Le phoca ou veau marin paraît confiné dans les pays du Nord, et se trouve également dans les côtes de l’Europe et de l’Amérique septentrionales.

Voilà tous les animaux, à très peu près, qu’on peut regarder comme communs aux deux continents de l’ancien et du nouveau monde ; et dans ce nombre qui, comme l’on voit, n’est pas considérable, on doit en retranche peut-être encore plus d’un tiers, dont les espèces, quoique assez semblables en apparence, peuvent cependant être réellement différentes. Mais, en admet tant même dans tous ces animaux l’identité d’espèce avec ceux d’Europe on voit que le nombre de ces espèces communes aux deux continents est assez petit en comparaison de celui des espèces qui sont propres et particulières à chacun des deux : on voit de plus qu’il n’y a de tous ces animaux que ceux qui habitent ou fréquentent les terres du Nord qui soient communs aux deux mondes, et qu’aucun de ceux qui ne peuvent se multiplier que dans les pays chauds ou tempérés ne se trouvent à la fois dans tous les deux.

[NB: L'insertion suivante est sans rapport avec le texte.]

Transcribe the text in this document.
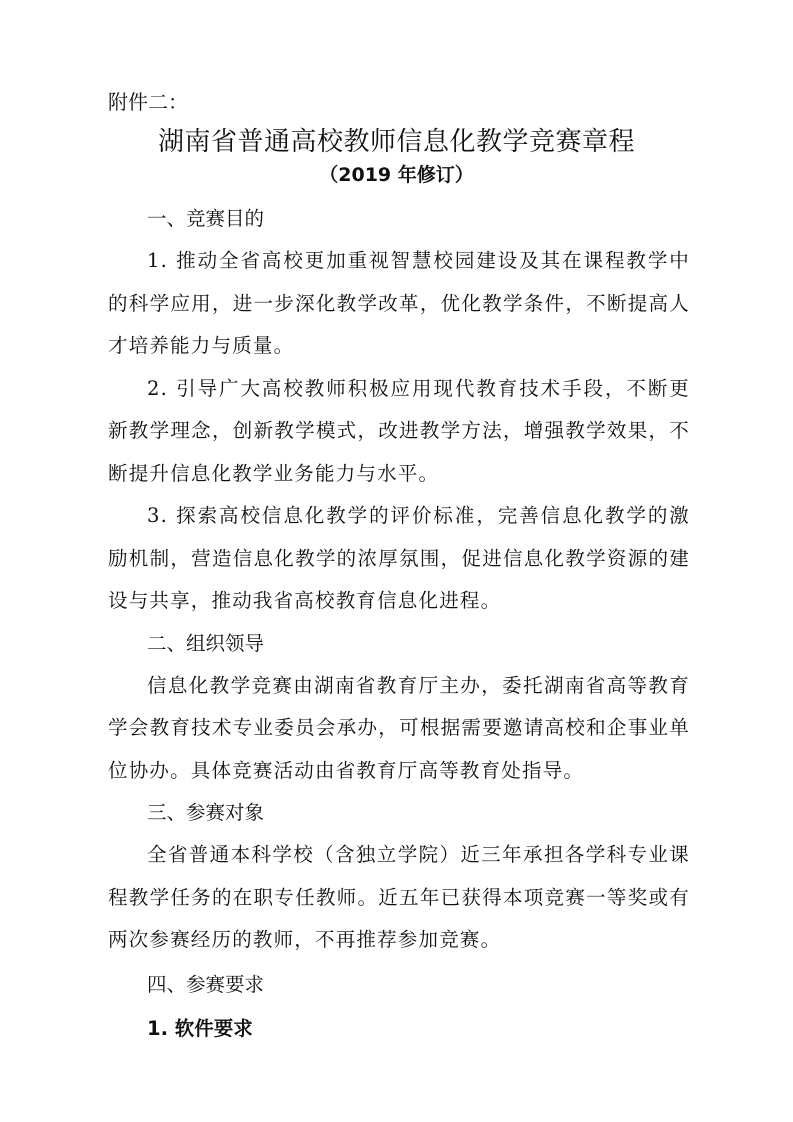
附件二：
湖南省普通高校教师信息化教学竞赛章程
（2019 年修订）

一、竞赛目的

1. 推动全省高校更加重视智慧校园建设及其在课程教学中的科学应用，进一步深化教学改革，优化教学条件，不断提高人才培养能力与质量。

2. 引导广大高校教师积极应用现代教育技术手段，不断更新教学理念，创新教学模式，改进教学方法，增强教学效果，不断提升信息化教学业务能力与水平。

3. 探索高校信息化教学的评价标准，完善信息化教学的激励机制，营造信息化教学的浓厚氛围，促进信息化教学资源的建设与共享，推动我省高校教育信息化进程。

二、组织领导

信息化教学竞赛由湖南省教育厅主办，委托湖南省高等教育学会教育技术专业委员会承办，可根据需要邀请高校和企事业单位协办。具体竞赛活动由省教育厅高等教育处指导。

三、参赛对象

全省普通本科学校（含独立学院）近三年承担各学科专业课程教学任务的在职专任教师。近五年已获得本项竞赛一等奖或有两次参赛经历的教师，不再推荐参加竞赛。

四、参赛要求

1. 软件要求
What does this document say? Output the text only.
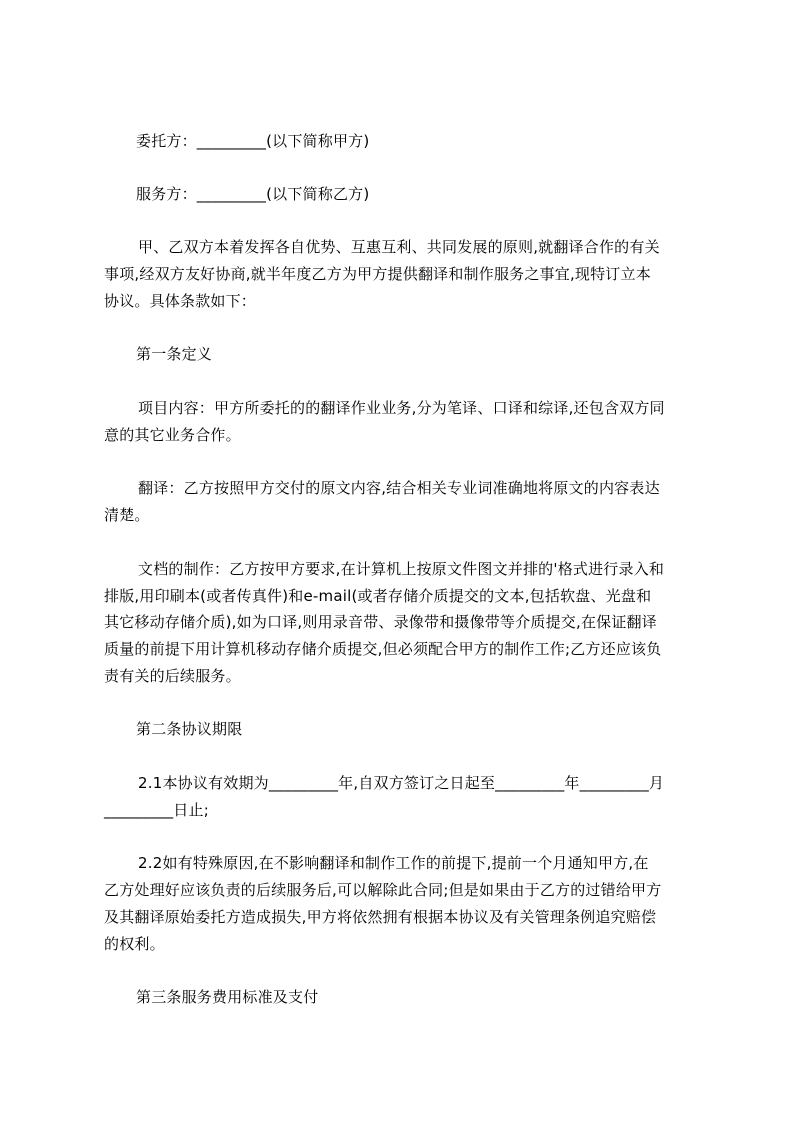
委托方：_________(以下简称甲方)
服务方：_________(以下简称乙方)
甲、乙双方本着发挥各自优势、互惠互利、共同发展的原则,就翻译合作的有关
事项,经双方友好协商,就半年度乙方为甲方提供翻译和制作服务之事宜,现特订立本
协议。具体条款如下：
第一条定义
项目内容：甲方所委托的的翻译作业业务,分为笔译、口译和综译,还包含双方同
意的其它业务合作。
翻译：乙方按照甲方交付的原文内容,结合相关专业词准确地将原文的内容表达
清楚。
文档的制作：乙方按甲方要求,在计算机上按原文件图文并排的'格式进行录入和
排版,用印刷本(或者传真件)和e-mail(或者存储介质提交的文本,包括软盘、光盘和
其它移动存储介质),如为口译,则用录音带、录像带和摄像带等介质提交,在保证翻译
质量的前提下用计算机移动存储介质提交,但必须配合甲方的制作工作;乙方还应该负
责有关的后续服务。
第二条协议期限
2.1本协议有效期为_________年,自双方签订之日起至_________年_________月
_________日止;
2.2如有特殊原因,在不影响翻译和制作工作的前提下,提前一个月通知甲方,在
乙方处理好应该负责的后续服务后,可以解除此合同;但是如果由于乙方的过错给甲方
及其翻译原始委托方造成损失,甲方将依然拥有根据本协议及有关管理条例追究赔偿
的权利。
第三条服务费用标准及支付
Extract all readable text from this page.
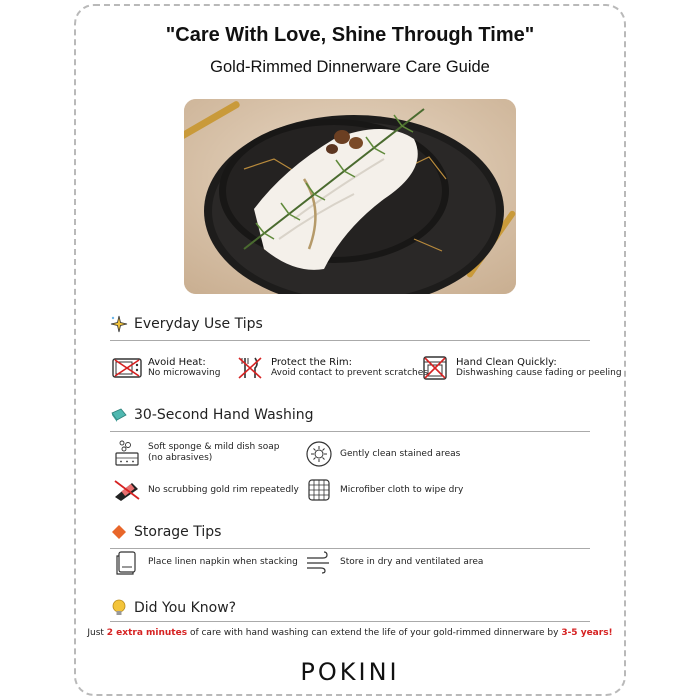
"Care With Love, Shine Through Time"
Gold-Rimmed Dinnerware Care Guide
Everyday Use Tips
Avoid Heat:
No microwaving
Protect the Rim:
Avoid contact to prevent scratches
Hand Clean Quickly:
Dishwashing cause fading or peeling
30-Second Hand Washing
Soft sponge & mild dish soap
(no abrasives)	Gently clean stained areas
No scrubbing gold rim repeatedly	Microfiber cloth to wipe dry
Storage Tips
Place linen napkin when stacking	Store in dry and ventilated area
Did You Know?
Just 2 extra minutes of care with hand washing can extend the life of your gold-rimmed dinnerware by 3-5 years!
POKINI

Il ne paraît donc plus douteux que les deux continents ne soient ou n’aient été contigus vers le Nord, et que les animaux qui leur sont communs n’aient passé de l’un à l’autre par des terres qui nous sont inconnues. On serait fondé à croire, surtout d’après les nouvelles découvertes des Russes au nord de Kamtschatka, que c’est avec l’Asie que l’Amérique communique par des terres contiguës, et il semble, au contraire, que le nord de l’Europe en soit et en ait été toujours séparé par des mers assez considérables pour qu’aucun animal quadrupède n’ait pu les franchir ; cependant les animaux du nord de l’Amérique ne sont pas précisément ceux du nord de l’Asie, ce sont plutôt ceux du nord de l’Europe. Il en est de même des animaux des contrées tempérées : l’argali[1], la zibeline, la taupe dorée de Sibérie, le musc de la Chine, ne se trouvent point à la baie d’Hudson, ni dans aucune autre partie du nord-ouest du nouveau continent ; on trouve, au contraire, dans les terres du nord-est de l’Amérique non seulement les animaux communs à celles du nord en Europe et en Asie, mais aussi ceux qui semblent être particuliers à l’Europe seule, comme l’élan, le renne, etc. ; néanmoins il faut avouer que les parties orientales du nord de l’Asie sont encore si peu connues qu’on ne peut pas assurer si les animaux du nord de l’Europe s’y trouvent ou ne s’y trouvent pas.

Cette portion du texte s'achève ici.